The choice of his next Finance Minister will be the most important decision this Prime Minister in his political life and given current the stakes, his political future, short and long term, depends on getting it right. He can’t get it wrong and there will be no do-overs when it comes to this choice. Replacing an outgoing Canadian Finance Minister is a big choice at the best of times, but these aren’t the best of times. This is a decision that can and will move markets, guide investment and will be judged harshly if it’s messed up.
With Bill Morneau leaving Toronto Centre, there isn’t a better riding in the country to easily parachute a big-name candidate into. With a small geographic footprint and an unusually large number of electors regularly moving in and out of the riding itself, it’s a rare riding where having less community history doesn’t hurt. And with a history of having big name MPs like Bill Graham and Bob Rae before Mr.

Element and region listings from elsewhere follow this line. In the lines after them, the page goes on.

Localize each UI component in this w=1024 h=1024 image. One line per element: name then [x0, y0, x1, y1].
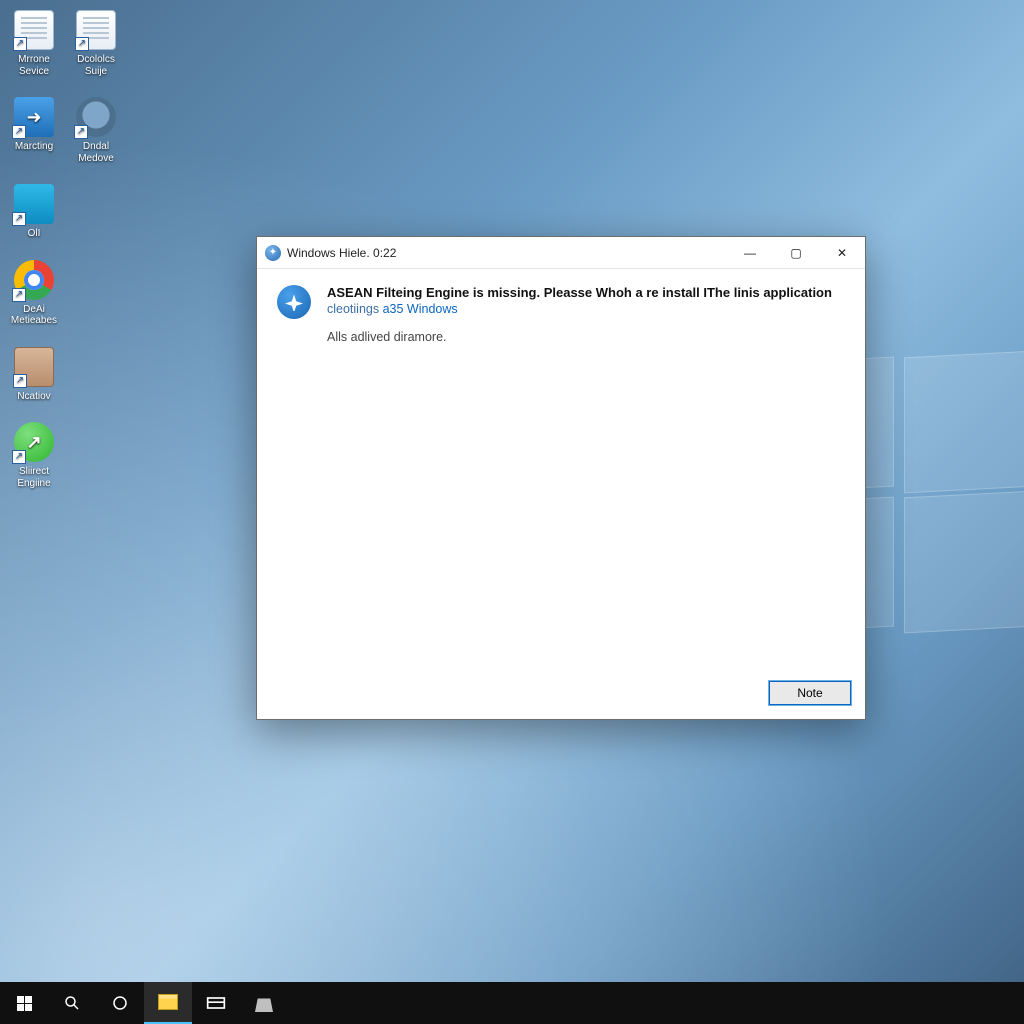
close-button[interactable]: ✕: [819, 237, 865, 269]
cortana-button[interactable]: [96, 982, 144, 1024]
store-icon: [255, 994, 273, 1012]
desktop-icon[interactable]: ↗ Marcting: [6, 97, 62, 164]
task-view-button[interactable]: [192, 982, 240, 1024]
dialog-detail: Alls adlived diramore.: [327, 330, 845, 344]
desktop-icon-grid: ↗ Mrrone Sevice ↗ Dcololcs Suije ↗ Marcting ↗ D…: [0, 4, 130, 495]
dialog-title: Windows Hiele. 0:22: [287, 246, 396, 260]
store-button[interactable]: [240, 982, 288, 1024]
green-icon: ↗: [14, 422, 54, 462]
shortcut-arrow-icon: ↗: [12, 450, 26, 464]
shortcut-arrow-icon: ↗: [13, 374, 27, 388]
desktop-icon-label: Sliirect Engiine: [6, 466, 62, 489]
dialog-footer: Note: [257, 671, 865, 719]
start-button[interactable]: [0, 982, 48, 1024]
app-icon: ✦: [265, 245, 281, 261]
file-explorer-icon: [158, 994, 178, 1010]
search-button[interactable]: [48, 982, 96, 1024]
error-dialog: ✦ Windows Hiele. 0:22 — ▢ ✕ ASEAN Filtei…: [256, 236, 866, 720]
file-explorer-button[interactable]: [144, 982, 192, 1024]
minimize-button[interactable]: —: [727, 237, 773, 269]
desktop-icon[interactable]: ↗ Ncatiov: [6, 347, 62, 403]
desktop[interactable]: ↗ Mrrone Sevice ↗ Dcololcs Suije ↗ Marcting ↗ D…: [0, 0, 1024, 1024]
desktop-icon-label: OlI: [6, 228, 62, 240]
dialog-body: ASEAN Filteing Engine is missing. Pleass…: [257, 269, 865, 671]
desktop-icon-label: Dcololcs Suije: [68, 54, 124, 77]
taskbar: [0, 982, 1024, 1024]
desktop-icon-label: DeAi Metieabes: [6, 304, 62, 327]
window-buttons: — ▢ ✕: [727, 237, 865, 269]
shortcut-arrow-icon: ↗: [12, 125, 26, 139]
desktop-icon[interactable]: ↗ Sliirect Engiine: [6, 422, 62, 489]
page-icon: ↗: [14, 10, 54, 50]
blue-icon: ↗: [14, 97, 54, 137]
shortcut-arrow-icon: ↗: [75, 37, 89, 51]
desktop-icon[interactable]: ↗ DeAi Metieabes: [6, 260, 62, 327]
desktop-icon-label: Mrrone Sevice: [6, 54, 62, 77]
page-icon: ↗: [76, 10, 116, 50]
shortcut-arrow-icon: ↗: [12, 212, 26, 226]
task-view-icon: [206, 995, 226, 1011]
dialog-subline: cleotiings a35 Windows: [327, 302, 845, 316]
shortcut-arrow-icon: ↗: [12, 288, 26, 302]
compass-icon: [277, 285, 311, 319]
dialog-subline-link[interactable]: a35 Windows: [383, 302, 458, 316]
face-icon: ↗: [14, 347, 54, 387]
chrome-icon: ↗: [14, 260, 54, 300]
desktop-icon-label: Dndal Medove: [68, 141, 124, 164]
dialog-headline: ASEAN Filteing Engine is missing. Pleass…: [327, 285, 845, 300]
cortana-icon: [111, 994, 129, 1012]
desktop-icon[interactable]: ↗ OlI: [6, 184, 62, 240]
desktop-icon-label: Ncatiov: [6, 391, 62, 403]
maximize-button[interactable]: ▢: [773, 237, 819, 269]
windows-logo-icon: [17, 996, 32, 1011]
shortcut-arrow-icon: ↗: [13, 37, 27, 51]
disc-icon: ↗: [76, 97, 116, 137]
box-icon: ↗: [14, 184, 54, 224]
shortcut-arrow-icon: ↗: [74, 125, 88, 139]
desktop-icon[interactable]: ↗ Dcololcs Suije: [68, 10, 124, 77]
desktop-icon[interactable]: ↗ Dndal Medove: [68, 97, 124, 164]
dialog-titlebar[interactable]: ✦ Windows Hiele. 0:22 — ▢ ✕: [257, 237, 865, 269]
search-icon: [63, 994, 81, 1012]
desktop-icon[interactable]: ↗ Mrrone Sevice: [6, 10, 62, 77]
note-button[interactable]: Note: [769, 681, 851, 705]
dialog-text: ASEAN Filteing Engine is missing. Pleass…: [327, 285, 845, 659]
desktop-icon-label: Marcting: [6, 141, 62, 153]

Morneau, there few safer Liberal seats in Canada. It would be the perfect place to drop in a certain former Bank of Canada governor who spent many years working just outside the riding on Bay Street. Who better to bring into this important role and this important time, the person who has made his professional mission over the past couple of years a green economic transition? Mark Carney’s name makes all the sense in the world and because of the stories circulating about him over the past few weeks, any name short of Carney’s will look minor league, no matter how good or deserving a choice they were.
So tonight as the fireworks start stateside at the Democratic convention start, we all go to bed with our political universe turned upside down with no clear answers as to how it will look tomorrow, let alone a week from now. We have gone from a relatively sleep mid-August evening to a seminal event for the future of not just the Liberals, but the country. Because it’s not like we don’t have anything big riding on this, like recovering from a global pandemic that’s still going with no end in sight and our economy taking serious hits across the board. For everything that he’s done, for everything that he’s promised, Justin Trudeau’s political future and legacy will be written in ink in the next couple of weeks. This resignation ensures that, and the stakes couldn’t be higher.